Poi, a dicembre, il blitz della Guardia di Finanza che ha posto i sigilli all'area produttiva. Nello stabilimento, sarebbero stati stoccati rifiuti pericolosi e non - per complessivi 105mila chilogrammi di scarti di materiale elettronico, monitor in particolare - seppure non fossero state istruite le dovute autorizzazioni; Accord Phoenix avrebbe sì inoltrato al Servizio gestione rifiuti di Regione Abruzzo una comunicazione d'inizio attività parziale, per l'attività del comparto dissemblaggio monitor, che non consentiva, però, "l'avvio delle attività di gestione rifiuti poiché il direttore del lavori ha dichiarato la sola ultimazione delle opere edilizie dei locali del blocco uffici e sala monitor escludendo le aree dove di fatto sono stati rinvenuti stoccati i rifiuti". Lo stesso tecnico avrebbe dichiarato che la pavimentazione interna del capannone non è impermeabilizzata; inoltre, le Fiamme Gialle hanno contestato anche le localizzazioni degli impianti che sono stati acquistati per l'avviamento della prima linea di produzione.
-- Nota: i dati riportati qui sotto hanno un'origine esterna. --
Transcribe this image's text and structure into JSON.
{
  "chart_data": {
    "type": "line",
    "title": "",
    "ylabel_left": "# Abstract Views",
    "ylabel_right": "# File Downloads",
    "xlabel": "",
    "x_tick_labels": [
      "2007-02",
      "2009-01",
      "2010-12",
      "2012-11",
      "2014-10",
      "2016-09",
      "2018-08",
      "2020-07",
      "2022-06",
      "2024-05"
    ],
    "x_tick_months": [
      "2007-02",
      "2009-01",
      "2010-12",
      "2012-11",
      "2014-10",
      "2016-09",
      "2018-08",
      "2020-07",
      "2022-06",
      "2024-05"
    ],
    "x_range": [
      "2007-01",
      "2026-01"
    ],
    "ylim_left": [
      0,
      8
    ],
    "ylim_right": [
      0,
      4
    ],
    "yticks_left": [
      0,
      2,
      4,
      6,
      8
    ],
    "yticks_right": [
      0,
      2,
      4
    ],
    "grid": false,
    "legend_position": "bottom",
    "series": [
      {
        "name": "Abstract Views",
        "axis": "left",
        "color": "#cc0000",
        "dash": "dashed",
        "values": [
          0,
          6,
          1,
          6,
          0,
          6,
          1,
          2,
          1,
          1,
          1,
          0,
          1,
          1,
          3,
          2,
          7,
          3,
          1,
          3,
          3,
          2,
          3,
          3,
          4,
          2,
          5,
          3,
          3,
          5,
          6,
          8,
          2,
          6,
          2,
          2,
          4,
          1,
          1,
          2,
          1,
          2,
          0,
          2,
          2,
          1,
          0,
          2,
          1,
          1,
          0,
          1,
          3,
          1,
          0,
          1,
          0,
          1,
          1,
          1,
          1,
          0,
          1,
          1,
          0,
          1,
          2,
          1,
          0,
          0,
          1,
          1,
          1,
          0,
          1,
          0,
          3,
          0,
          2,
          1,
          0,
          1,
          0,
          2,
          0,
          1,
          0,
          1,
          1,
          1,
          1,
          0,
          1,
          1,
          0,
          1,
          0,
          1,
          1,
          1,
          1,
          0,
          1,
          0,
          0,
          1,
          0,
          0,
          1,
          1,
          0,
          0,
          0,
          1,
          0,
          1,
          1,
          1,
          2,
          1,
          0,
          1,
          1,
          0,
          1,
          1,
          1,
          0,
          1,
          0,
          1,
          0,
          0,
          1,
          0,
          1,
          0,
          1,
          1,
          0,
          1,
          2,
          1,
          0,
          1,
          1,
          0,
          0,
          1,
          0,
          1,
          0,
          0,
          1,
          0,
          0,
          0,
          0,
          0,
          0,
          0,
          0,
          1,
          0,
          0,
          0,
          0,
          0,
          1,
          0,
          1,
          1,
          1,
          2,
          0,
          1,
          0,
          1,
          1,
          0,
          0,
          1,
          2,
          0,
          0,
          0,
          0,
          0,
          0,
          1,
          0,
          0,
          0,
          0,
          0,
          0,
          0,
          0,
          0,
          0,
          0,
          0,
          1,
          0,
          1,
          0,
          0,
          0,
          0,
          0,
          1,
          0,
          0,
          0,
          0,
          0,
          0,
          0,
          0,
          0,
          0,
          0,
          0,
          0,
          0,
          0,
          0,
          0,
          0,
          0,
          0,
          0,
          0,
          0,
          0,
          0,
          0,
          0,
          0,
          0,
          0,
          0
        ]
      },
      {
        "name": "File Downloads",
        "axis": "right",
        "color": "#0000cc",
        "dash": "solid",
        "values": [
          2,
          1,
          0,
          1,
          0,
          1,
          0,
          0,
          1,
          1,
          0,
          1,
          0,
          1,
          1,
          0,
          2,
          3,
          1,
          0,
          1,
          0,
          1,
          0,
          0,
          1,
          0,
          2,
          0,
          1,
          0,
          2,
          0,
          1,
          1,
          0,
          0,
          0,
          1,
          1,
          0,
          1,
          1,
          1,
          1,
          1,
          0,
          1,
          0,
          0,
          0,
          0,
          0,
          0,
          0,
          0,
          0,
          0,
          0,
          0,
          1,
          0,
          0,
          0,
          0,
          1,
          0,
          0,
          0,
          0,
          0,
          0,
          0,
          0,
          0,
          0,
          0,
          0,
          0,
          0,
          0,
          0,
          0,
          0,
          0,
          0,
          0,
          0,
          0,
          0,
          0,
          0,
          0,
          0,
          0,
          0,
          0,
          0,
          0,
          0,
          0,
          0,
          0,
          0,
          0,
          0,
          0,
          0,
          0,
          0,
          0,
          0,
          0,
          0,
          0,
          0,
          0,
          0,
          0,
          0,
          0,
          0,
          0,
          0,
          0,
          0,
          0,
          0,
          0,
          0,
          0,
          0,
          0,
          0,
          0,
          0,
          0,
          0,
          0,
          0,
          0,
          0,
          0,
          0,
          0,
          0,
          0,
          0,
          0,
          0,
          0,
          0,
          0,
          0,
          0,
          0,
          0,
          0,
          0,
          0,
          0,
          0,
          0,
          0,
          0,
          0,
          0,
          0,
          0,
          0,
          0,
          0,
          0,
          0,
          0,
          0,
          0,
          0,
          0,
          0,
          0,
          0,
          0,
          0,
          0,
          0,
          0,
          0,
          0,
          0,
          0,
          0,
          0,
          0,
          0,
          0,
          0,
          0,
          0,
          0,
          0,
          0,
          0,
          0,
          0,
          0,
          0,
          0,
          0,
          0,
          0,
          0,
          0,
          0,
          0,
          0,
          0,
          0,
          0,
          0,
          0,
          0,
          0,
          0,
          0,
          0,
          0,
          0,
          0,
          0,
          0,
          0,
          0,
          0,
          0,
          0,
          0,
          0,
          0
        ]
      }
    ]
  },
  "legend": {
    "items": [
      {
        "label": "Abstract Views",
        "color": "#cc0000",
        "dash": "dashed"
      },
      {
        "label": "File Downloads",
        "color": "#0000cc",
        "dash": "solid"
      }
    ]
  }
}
Per questo, sono finiti sul registro degli indagati il presidente del Consiglio d'amministrazione Ravi Shankar, il componente del Cda Francesco Baldarelli e il responsabile della linea produttiva Hansen Jorgen Lundo.
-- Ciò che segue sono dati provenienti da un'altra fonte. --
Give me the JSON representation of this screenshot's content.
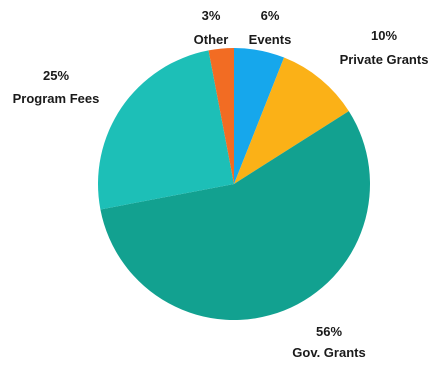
{
  "chart_data": {
    "type": "pie",
    "title": "",
    "start_angle_deg": 0,
    "direction": "clockwise",
    "slices": [
      {
        "label": "Events",
        "percent_label": "6%",
        "value": 6,
        "color": "#16a7ec"
      },
      {
        "label": "Private Grants",
        "percent_label": "10%",
        "value": 10,
        "color": "#fbb117"
      },
      {
        "label": "Gov. Grants",
        "percent_label": "56%",
        "value": 56,
        "color": "#12a190"
      },
      {
        "label": "Program Fees",
        "percent_label": "25%",
        "value": 25,
        "color": "#1dbfb7"
      },
      {
        "label": "Other",
        "percent_label": "3%",
        "value": 3,
        "color": "#f26c23"
      }
    ]
  }
}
Al di là delle responsabilità personali, a margine della riunione di settimana scorsa si è appreso che per risolvere l'impasse, per arrivare cioé al dissequestro dell'area produttiva, l'azienda dovrà ottenere l'AIA, l'Autorizzazione integrata ambientale, necessaria per l'esercizio di alcune tipologie di installazioni produttive che possono produrre danni ambientali significativi.
Soltanto a quel punto potrà avviarsi la prima linea di produzione e, dunque, Accord Phoenix procederà con le assunzioni promesse; al momento, i dipendenti sono 22: 13 assunti tra coloro che erano già impiegati all'ex polo elettronico, 3 amministratori, un ingegnere tecnico ambientale, un ragnista con esperienza pluriennale, due tecnici saldatori industriali, due commerciali addetti ad acquisire i materiali e poi a vendere i prodotti ricavati e un consulente, un tecnico scozzese, progettista delle macchine e del ciclo produttivo. La società avrebbe dovuto assumere altre 58 persone, in due step: il primo, entro novembre 2016 e, l'altro, nei primi mesi del 2017, arrivando, così, a 80 dipendenti, con 60 lavoratori riassorbiti per il 50% da Finmek e per il 50% da Fida, Intercompel e P&A Service.
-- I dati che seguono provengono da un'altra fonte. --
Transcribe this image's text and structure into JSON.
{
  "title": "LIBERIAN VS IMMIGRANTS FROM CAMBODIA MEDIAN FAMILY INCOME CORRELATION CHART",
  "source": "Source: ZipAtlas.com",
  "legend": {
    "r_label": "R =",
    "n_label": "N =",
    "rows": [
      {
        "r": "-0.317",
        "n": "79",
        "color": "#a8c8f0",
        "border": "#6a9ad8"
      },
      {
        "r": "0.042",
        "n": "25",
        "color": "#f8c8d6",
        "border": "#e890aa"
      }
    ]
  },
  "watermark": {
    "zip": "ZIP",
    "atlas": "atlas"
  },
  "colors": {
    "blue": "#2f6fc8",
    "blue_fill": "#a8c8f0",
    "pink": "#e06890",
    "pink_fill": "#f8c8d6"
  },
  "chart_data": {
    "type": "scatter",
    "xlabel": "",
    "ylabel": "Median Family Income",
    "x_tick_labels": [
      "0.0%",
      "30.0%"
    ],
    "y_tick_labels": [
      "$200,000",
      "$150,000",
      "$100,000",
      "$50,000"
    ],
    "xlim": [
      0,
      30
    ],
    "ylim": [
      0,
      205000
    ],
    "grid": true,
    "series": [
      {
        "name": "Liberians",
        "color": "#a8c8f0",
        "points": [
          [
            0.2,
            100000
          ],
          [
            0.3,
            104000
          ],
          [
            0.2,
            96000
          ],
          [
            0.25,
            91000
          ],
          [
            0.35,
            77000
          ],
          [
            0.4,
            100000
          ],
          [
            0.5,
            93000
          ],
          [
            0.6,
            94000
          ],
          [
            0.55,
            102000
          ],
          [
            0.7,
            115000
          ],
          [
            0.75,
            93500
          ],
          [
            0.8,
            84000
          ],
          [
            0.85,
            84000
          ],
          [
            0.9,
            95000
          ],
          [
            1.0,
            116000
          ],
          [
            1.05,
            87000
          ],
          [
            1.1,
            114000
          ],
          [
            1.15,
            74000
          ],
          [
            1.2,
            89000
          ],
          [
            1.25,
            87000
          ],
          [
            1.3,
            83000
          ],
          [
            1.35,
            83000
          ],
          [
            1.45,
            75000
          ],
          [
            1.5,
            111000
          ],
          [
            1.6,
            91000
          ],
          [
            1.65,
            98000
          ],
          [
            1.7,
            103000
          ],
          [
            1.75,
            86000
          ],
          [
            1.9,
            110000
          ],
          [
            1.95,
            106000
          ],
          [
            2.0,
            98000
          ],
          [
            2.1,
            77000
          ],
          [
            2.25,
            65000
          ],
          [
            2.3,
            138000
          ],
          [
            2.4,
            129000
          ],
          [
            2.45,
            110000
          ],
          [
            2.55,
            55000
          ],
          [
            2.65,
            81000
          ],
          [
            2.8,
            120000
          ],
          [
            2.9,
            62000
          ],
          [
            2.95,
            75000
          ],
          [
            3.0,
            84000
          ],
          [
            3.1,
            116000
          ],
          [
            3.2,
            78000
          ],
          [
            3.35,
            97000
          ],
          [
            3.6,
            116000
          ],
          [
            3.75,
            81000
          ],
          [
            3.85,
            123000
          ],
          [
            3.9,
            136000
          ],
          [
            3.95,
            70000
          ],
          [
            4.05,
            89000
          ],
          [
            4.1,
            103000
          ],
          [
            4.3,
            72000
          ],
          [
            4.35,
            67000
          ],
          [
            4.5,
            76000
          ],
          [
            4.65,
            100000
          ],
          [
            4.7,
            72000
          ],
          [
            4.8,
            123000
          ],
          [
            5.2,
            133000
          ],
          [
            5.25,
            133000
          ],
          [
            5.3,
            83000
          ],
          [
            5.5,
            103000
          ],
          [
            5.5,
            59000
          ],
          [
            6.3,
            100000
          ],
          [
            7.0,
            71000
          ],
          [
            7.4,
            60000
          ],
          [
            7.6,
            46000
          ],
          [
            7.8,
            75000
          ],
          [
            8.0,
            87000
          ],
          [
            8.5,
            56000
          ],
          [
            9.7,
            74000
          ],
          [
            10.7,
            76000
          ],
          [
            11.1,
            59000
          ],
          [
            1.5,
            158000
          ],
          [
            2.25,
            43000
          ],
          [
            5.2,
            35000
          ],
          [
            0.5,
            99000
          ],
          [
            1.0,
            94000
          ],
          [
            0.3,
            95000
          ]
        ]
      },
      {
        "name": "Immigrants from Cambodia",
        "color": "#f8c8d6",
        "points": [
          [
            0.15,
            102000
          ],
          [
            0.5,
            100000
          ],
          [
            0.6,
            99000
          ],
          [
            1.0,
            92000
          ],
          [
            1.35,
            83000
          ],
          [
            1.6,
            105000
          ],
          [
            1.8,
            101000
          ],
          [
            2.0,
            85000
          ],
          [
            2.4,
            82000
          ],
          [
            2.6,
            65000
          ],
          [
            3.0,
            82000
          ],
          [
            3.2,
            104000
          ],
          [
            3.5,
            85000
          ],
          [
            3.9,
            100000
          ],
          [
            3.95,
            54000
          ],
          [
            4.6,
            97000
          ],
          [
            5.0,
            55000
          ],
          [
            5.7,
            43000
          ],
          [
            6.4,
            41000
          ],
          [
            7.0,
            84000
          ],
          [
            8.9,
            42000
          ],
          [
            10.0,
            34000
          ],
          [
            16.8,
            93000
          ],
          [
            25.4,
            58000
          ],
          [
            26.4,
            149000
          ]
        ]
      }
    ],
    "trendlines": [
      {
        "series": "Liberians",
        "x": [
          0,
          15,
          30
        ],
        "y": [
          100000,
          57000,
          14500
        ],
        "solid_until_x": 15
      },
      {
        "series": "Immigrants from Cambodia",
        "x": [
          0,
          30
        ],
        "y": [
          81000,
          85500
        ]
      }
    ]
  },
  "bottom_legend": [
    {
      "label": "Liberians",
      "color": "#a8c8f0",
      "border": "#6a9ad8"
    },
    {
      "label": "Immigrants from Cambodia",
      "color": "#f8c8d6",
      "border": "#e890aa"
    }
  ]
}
Assunzioni bloccate, come ovvio; e al momento, non c'è alcuna certezza sui tempi. L'AIA infatti, è una autorizzazione non semplice da ottenere: solitamente, ci vogliono molti mesi per istruire la pratica autorizzativa, integrata perché - nelle relative valutazioni tecniche - sono considerati congiuntamente i diversi danni all'ambiente causati dall'attività da autorizzare, nonché tutte le condizioni di funzionamento dell'istallazione (non solo a regime, ma anche nei periodi transitori e in fase di dismissione).
Per questo, i sindacati sono molto preoccupati e, con loro, ovviamente, i lavoratori dell'ex polo elettronico che attendono oramai da anni di poter essere riassorbiti e che già avevano dovuto accettare il mezzo passo indietro dell'azienda che, inizialmente, aveva promesso 129 assunzioni.
Preoccupa meno invece, così si è detto almeno, la vicenda penale che coinvolge Francesco Baldarelli, indagato per truffa in concorso; stando agli inquirenti, la società avrebbe ottenuto parte del finanziamento da 11 milioni assicurato da Invitalia sulla scorta di una "fittizia rappresentazione dei presupposti da parte dell'indagato, che avrebbe agito in concorso con altri soggetti al momento sconosciuti". Una vicenda che, è stato spiegato a sindacati e lavoratori, riguarda Baldarelli, appunto, e non la società che, ottenuta l'AIA, potrà avviare le attività.